The Friday Checkout is a weekly column providing more insight on the news, rounding up the announcements you may have missed and sharing what’s to come.
Things aren’t looking too rosy for the pickup-only grocery store concept these days.
We learned this week that Amazon has closed its last remaining Fresh Pickup location in Seattle, putting an end to an online grocery experiment the company launched in 2017. This comes nearly a year after Walmart shuttered its last two dedicated e-commerce stores and after startups like Addie’s and Fresh Street have given up on the idea.
It’s no surprise that the click-and-collect format, which hatched more than a decade ago and took off during the pandemic, is struggling. Pickup is popular, but so many stores now offer it in addition to the in-store shopping that millions of people prefer. There’s simply no competitive moat around it.
The idea may not be dead and buried yet, however. Online grocery shopping is still growing, and it’s certainly possible for startups to offer faster, better service at these dedicated locations while still touting competitive prices. That seems to be the case at Opie, a “drive-thru” grocer in South Carolina we profiled a while back.
Although it only has one location, Opie has a 4.9/5 rating across more than a hundred Google reviews, with shoppers raving about the friendly customer service and speedy turnaround time on orders. In addition to order-ahead pickup, Opie also takes on-demand orders and offers home delivery in as little as 30 minutes.
JackBe, a pickup-only grocer in Oklahoma, has two locations and plans to open a third early this year, according to its website. If companies can find a sound business model while also addressing the common headaches of online shopping (ugh, substitutions) we could see this innovative concept pick up steam once again.
In case you missed it
DoorDash ramping up grocery focus
Instacart better watch out: DoorDash CEO Tony Xu recently told Financial Times that grocery and retail are the main channels the delivery company is looking to grow to expand its business.
“If you already have a large consumer base, and a large driver base that is interacting with you many times a week, you just have more shots on goal to be able to launch into these adjacent categories,” Xu told the publication, noting that DoorDash went “from zero to a multibillion-dollar business” for non-restaurant deliveries.
Walmart keeps fighting food waste tech lawsuit
In December, a federal judge awarded the retailer the ability to have a new trial after a federal jury in Arkansas ruled that Walmart had stolen trade secrets from Zest Labs, which makes food waste reduction technology, Law360 reported. The federal jury in 2021 had ordered the retailer to pay $115 million.

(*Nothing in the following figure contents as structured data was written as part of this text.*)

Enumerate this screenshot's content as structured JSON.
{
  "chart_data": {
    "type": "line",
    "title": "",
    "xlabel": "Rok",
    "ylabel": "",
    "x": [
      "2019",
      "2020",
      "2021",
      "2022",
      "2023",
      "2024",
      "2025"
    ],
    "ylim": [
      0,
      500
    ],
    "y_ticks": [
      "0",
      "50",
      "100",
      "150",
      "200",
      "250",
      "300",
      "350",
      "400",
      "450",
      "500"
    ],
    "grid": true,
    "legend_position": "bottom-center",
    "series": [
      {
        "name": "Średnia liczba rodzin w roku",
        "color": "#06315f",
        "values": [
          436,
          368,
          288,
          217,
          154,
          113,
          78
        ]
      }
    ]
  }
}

Lawsuit claims Ralphs violated job-seekers’ rights
A suit filed at the end of December by the California Civil Rights Department alleges that the Kroger banner violated California law by asking prospective employees about their criminal histories. The California Civil Rights Department is seeking monetary damages for workers who were allegedly denied jobs or lost jobs and a court order to require Ralphs to comply with the state’s Fair Chance Act.
Number of the week: $150 million
That’s how much Kansas shoppers will save annually on grocery spending due to a recent reduction in the state’s sales tax on groceries, The Joplin Globe reported. The sales tax was cut in half, to 2%, starting Jan. 1, following a drop from 6.5% to 4% at the start of 2023, according to the publication.
The grocery company is scheduled to release its third-quarter results Tuesday morning. Because of the proposed merger with Kroger, Albertsons will not hold an earnings call.
Latest inflation numbers
The U.S. Bureau of Labor Statistics will release the Consumer Price Index figures for December on Thursday. Grocery prices in November rose at a 1.7% annual pace — the figure was the lowest rate of grocery inflation since June 2021, when it was 0.9%
A horse walks into a grocery store …
A local Cool, California, grocery store saw recently got some visitors with a unique mode of transportation for roaming the aisles.
“I turn around and there’s a horse in the produce aisle,” a store employee said in an interview with CBS News Sacramento.
The shoppers moseyed in on horseback on New Year’s Eve and stayed in the store for 30 minutes, lapping the aisles twice — and bystanders caught it all on video.
Unfortunately, when the horses relieved themselves in the store, it was up to the store employee to clean it up. However, the two horseback shoppers did buy products and utilized self-checkout to pay.